I pulled myself up by my arms, my legs not in a fit state to flex that high, and fell gracelessly over the joint of her wing, twisting my body so I didn’t land on the baby attached to my front.
My breath huffed out inelegantly as my hands scrambled for purchase.
Then, I was weightless. Langnathin grabbed me by my coat, like some drowning kitten, and pulled me up until I was across his lap, staring up at the sky. I shook my head, dazed, and then quickly pushed myself up to a seated position, settling before him in the saddle .
My cheeks blazed, my leg throbbed, and at my chest, my warming pile of tiny wings and retracted claws stirred. None of my flesh had touched the dragon beneath me, though, and as such I didn’t have to suffer Chaethor’s likely glee at my sprawling climb.
“Are you ready?” Langnathin asked, his arms tightening as he reached around my body to hold onto the saddle’s handle.
I sucked in a breath as his voice tickled my ear.
I, too, grabbed the handle, my covered hands inside of his.
In front, Chaethor stretched, her neck rearing back, and then she huffed close to the ground.
I tipped forwards with her movement, and steadied myself, pressing more firmly back against the Dragon Prince.
“I think so,” I said.
Chaethor let out a screech and planted her wings firmly down.
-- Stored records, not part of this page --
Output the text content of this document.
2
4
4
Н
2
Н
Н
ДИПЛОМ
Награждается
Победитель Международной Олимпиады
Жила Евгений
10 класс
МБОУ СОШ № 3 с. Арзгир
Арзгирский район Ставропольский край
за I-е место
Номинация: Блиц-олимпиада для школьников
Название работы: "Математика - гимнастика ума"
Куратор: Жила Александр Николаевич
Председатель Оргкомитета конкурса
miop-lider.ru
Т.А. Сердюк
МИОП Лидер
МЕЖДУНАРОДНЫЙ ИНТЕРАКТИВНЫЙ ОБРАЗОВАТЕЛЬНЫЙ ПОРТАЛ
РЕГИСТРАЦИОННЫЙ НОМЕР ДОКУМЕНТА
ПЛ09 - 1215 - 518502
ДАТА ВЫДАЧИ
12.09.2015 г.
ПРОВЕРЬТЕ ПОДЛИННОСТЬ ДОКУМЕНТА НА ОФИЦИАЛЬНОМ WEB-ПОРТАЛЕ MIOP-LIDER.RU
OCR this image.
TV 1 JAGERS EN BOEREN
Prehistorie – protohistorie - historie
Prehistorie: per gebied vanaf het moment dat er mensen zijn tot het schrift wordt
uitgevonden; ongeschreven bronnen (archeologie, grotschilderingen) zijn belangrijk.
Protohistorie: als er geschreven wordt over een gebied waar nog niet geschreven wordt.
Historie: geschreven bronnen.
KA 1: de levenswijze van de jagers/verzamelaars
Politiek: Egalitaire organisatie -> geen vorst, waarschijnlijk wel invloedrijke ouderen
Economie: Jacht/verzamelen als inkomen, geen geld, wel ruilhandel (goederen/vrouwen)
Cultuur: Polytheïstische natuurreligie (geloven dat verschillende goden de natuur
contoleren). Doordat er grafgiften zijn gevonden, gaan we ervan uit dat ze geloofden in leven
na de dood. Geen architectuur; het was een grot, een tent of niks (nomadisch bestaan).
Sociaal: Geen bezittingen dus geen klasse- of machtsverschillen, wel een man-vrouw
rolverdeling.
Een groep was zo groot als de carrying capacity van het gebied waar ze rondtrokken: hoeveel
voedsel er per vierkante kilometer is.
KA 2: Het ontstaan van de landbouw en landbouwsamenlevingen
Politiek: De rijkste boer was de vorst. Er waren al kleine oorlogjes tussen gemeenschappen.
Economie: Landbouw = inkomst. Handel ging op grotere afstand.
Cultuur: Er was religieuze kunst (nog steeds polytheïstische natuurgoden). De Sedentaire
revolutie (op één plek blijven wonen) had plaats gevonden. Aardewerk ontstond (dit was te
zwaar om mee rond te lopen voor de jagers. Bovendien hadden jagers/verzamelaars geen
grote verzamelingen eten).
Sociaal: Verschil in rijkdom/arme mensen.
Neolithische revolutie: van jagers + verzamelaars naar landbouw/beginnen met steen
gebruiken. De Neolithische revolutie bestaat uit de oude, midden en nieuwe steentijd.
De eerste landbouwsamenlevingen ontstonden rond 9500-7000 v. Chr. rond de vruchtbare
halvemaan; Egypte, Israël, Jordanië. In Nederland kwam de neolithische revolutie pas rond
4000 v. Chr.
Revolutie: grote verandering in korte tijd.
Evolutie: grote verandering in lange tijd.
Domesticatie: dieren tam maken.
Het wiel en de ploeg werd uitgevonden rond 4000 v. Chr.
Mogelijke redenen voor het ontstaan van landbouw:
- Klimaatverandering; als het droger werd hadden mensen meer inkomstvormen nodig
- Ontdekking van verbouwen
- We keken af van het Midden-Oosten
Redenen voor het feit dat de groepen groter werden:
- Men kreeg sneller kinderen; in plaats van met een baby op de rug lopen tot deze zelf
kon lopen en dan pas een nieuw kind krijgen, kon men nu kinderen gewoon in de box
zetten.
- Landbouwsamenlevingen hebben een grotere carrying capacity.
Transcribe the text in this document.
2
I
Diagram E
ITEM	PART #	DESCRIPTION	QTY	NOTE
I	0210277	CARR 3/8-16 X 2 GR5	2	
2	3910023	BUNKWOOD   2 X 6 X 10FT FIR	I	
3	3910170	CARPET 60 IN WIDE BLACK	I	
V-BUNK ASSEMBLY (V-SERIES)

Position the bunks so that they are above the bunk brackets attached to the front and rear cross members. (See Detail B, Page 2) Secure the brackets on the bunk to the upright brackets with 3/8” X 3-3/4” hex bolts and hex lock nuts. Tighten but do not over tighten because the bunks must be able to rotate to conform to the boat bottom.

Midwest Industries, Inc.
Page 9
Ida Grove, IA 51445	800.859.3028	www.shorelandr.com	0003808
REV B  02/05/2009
Then she pushed off, and all of my breath escaped my lungs in one moment as she threw herself into the air, beating her wings furiously.
The light of dawn cracked behind us as we soared up past the tree line and into the sky.
Scared. Go?
I pulled one hand from its clawing grip on the saddle and reached into my coat. Despite the frigid wind streaming past us, this was something he needed to see. I opened the top of it. Feel this.
He wriggled against my chest, nudging the moonstone out of the way, and poked his head out of the opening. Air.
Your first flight, little one.
He tasted the air, the wind, the day, opening his small mouth to it. Then he buried himself back into the warmth of my coat. I closed it back up with a smile.
Then I turned my eyes to the horizon. Below us, I could already see the edge of the forest in the far distance. Beyond it, the Flourine Mountains. Manniston would be next, and then, Droundhaven.
I was flying towards my Fate, whether I liked it or not. And flying right along with me was the man I had to force to marry me somehow.
It was unfathomable, all of it. And yet, soaring on dragonback, it all felt possible.